I have the misfortune to spend a fair amount of time in hotels dotted around the country. They are the sort of places that sit nestled in woodland, just off our finest motorway junctions, and are located, with no other quality in mind than to make them easy to reach. With admirable efficiency they prey upon the tired, homesick and, usually bored delegate-guest with an endless choice of services and entertainments that make the time and effort searching for an alternative seem like utter madness.
Perhaps the Coalition will catch on if they are looking for further cuts because if these places were prisons there would be no need for any security. The easy self-indulgence, comfort and convenience would keep everyone in and at a far cheaper price than guards. Like The Eagles said, 'you can check out anytime you like but you can never leave'. If I manage to dodge the pool and sauna (easy for some of us) and scramble past the restaurants, I am confronted with a bar, probably showing the football and selling bar snacks, an obstacle that can feel as high as any prison wall to an average male. No wonder that, for every Steve McQueen, there are a hundred Dustin Hoffmans who have given in to their fate.

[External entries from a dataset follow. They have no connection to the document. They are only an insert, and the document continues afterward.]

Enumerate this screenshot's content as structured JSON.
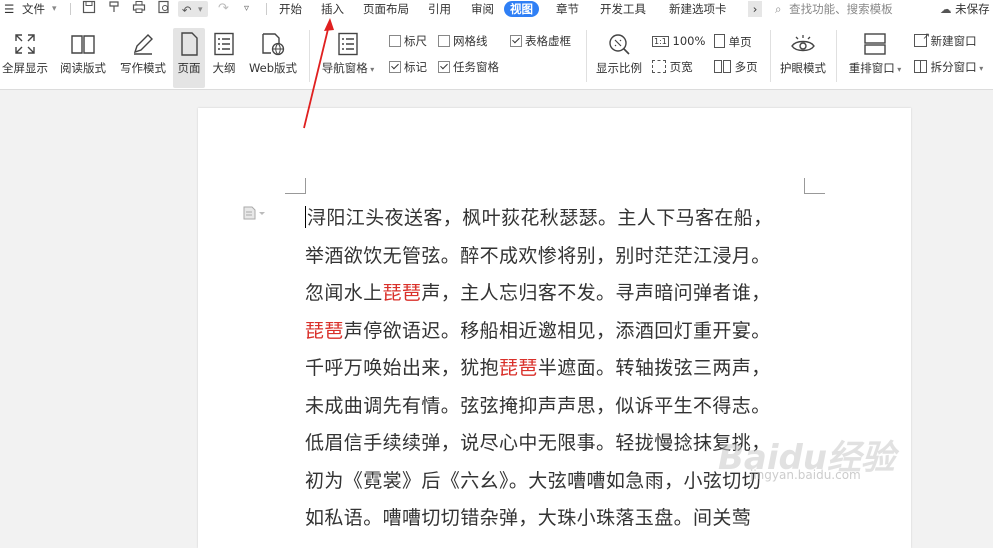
{
  "menubar": {
    "file_label": "文件",
    "tabs": [
      "开始",
      "插入",
      "页面布局",
      "引用",
      "审阅",
      "视图",
      "章节",
      "开发工具",
      "新建选项卡"
    ],
    "active_tab": "视图",
    "search_placeholder": "查找功能、搜索模板",
    "unsaved_label": "未保存"
  },
  "ribbon": {
    "fullscreen": "全屏显示",
    "reading": "阅读版式",
    "writing": "写作模式",
    "page": "页面",
    "outline": "大纲",
    "web": "Web版式",
    "nav_pane": "导航窗格",
    "ruler": "标尺",
    "gridlines": "网格线",
    "table_gridlines": "表格虚框",
    "marks": "标记",
    "task_pane": "任务窗格",
    "zoom_ratio": "显示比例",
    "zoom_100": "100%",
    "single_page": "单页",
    "page_width": "页宽",
    "multi_page": "多页",
    "eye_protect": "护眼模式",
    "rearrange": "重排窗口",
    "new_window": "新建窗口",
    "split_window": "拆分窗口"
  },
  "checkbox_state": {
    "ruler": false,
    "gridlines": false,
    "table_gridlines": true,
    "marks": true,
    "task_pane": true
  },
  "document": {
    "lines": [
      [
        {
          "t": "浔阳江头夜送客，枫叶荻花秋瑟瑟。主人下马客在船，"
        }
      ],
      [
        {
          "t": "举酒欲饮无管弦。醉不成欢惨将别，别时茫茫江浸月。"
        }
      ],
      [
        {
          "t": "忽闻水上"
        },
        {
          "t": "琵琶",
          "red": true
        },
        {
          "t": "声，主人忘归客不发。寻声暗问弹者谁，"
        }
      ],
      [
        {
          "t": "琵琶",
          "red": true
        },
        {
          "t": "声停欲语迟。移船相近邀相见，添酒回灯重开宴。"
        }
      ],
      [
        {
          "t": "千呼万唤始出来，犹抱"
        },
        {
          "t": "琵琶",
          "red": true
        },
        {
          "t": "半遮面。转轴拨弦三两声，"
        }
      ],
      [
        {
          "t": "未成曲调先有情。弦弦掩抑声声思，似诉平生不得志。"
        }
      ],
      [
        {
          "t": "低眉信手续续弹，说尽心中无限事。轻拢慢捻抹复挑，"
        }
      ],
      [
        {
          "t": "初为《霓裳》后《六幺》。大弦嘈嘈如急雨，小弦切切"
        }
      ],
      [
        {
          "t": "如私语。嘈嘈切切错杂弹，大珠小珠落玉盘。间关莺"
        }
      ]
    ]
  },
  "watermark": {
    "logo": "Baidu经验",
    "url": "jingyan.baidu.com"
  },
  "colors": {
    "accent": "#2f7ff5",
    "annotation_arrow": "#e02020",
    "highlight": "#d9302a"
  }
}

I've been told that the key to seduction is not making a big impression but staying in the game long enough until there are no other exit routes. The big hotel chains have taken this to heart with decor that is finished with the panache of a show house on a new-build estate. Our tastes have been analysed to a point where all personality has been removed. The result is so inoffensive to be rendered almost invisible until I find myself sat in one of the seemingly benign comfortable chairs that block my way to the exit and I realise I have said yes to my third pint of magnolia lager and am eating a fusion burger.
So why the puritanism? We have a choice, don't we? We hear tales of a curry in Hinckley or amateur Shakespeare in Stamford. If you don't want to relax and give in to the easy life, go and do something less boring instead. If all that was at stake was the wasted hours watching Top Gear repeats and the vague guilt of succumbing to a boiled in the bag existence of cultural banality then it wouldn't matter. But what starts off as a harmless evening of Top Gear, can all too easily descend to an hour of the Men and Motors channel and we can guess was that will lead to.
The fact is that the whole culture is exploitative. From the guests to the staff, from the plantation workers harvesting our 'free' cups of tea to the late night film 'stars'. We know the only trickle-down effect that hotels are interested in. (Sorry!) The hotels are remarkable organisms that have evolved with the sole aim of making us indulge ourselves and spend our money. Great minds and centuries of human endeavor have refined this process to give us the impression of choice while really we are being played like a cheap piano. As microcosms of modern society, hotels provide a compelling argument that the only real choice we have is to say 'NO'.
Now, what channel number is Fairtrade Men and Motors?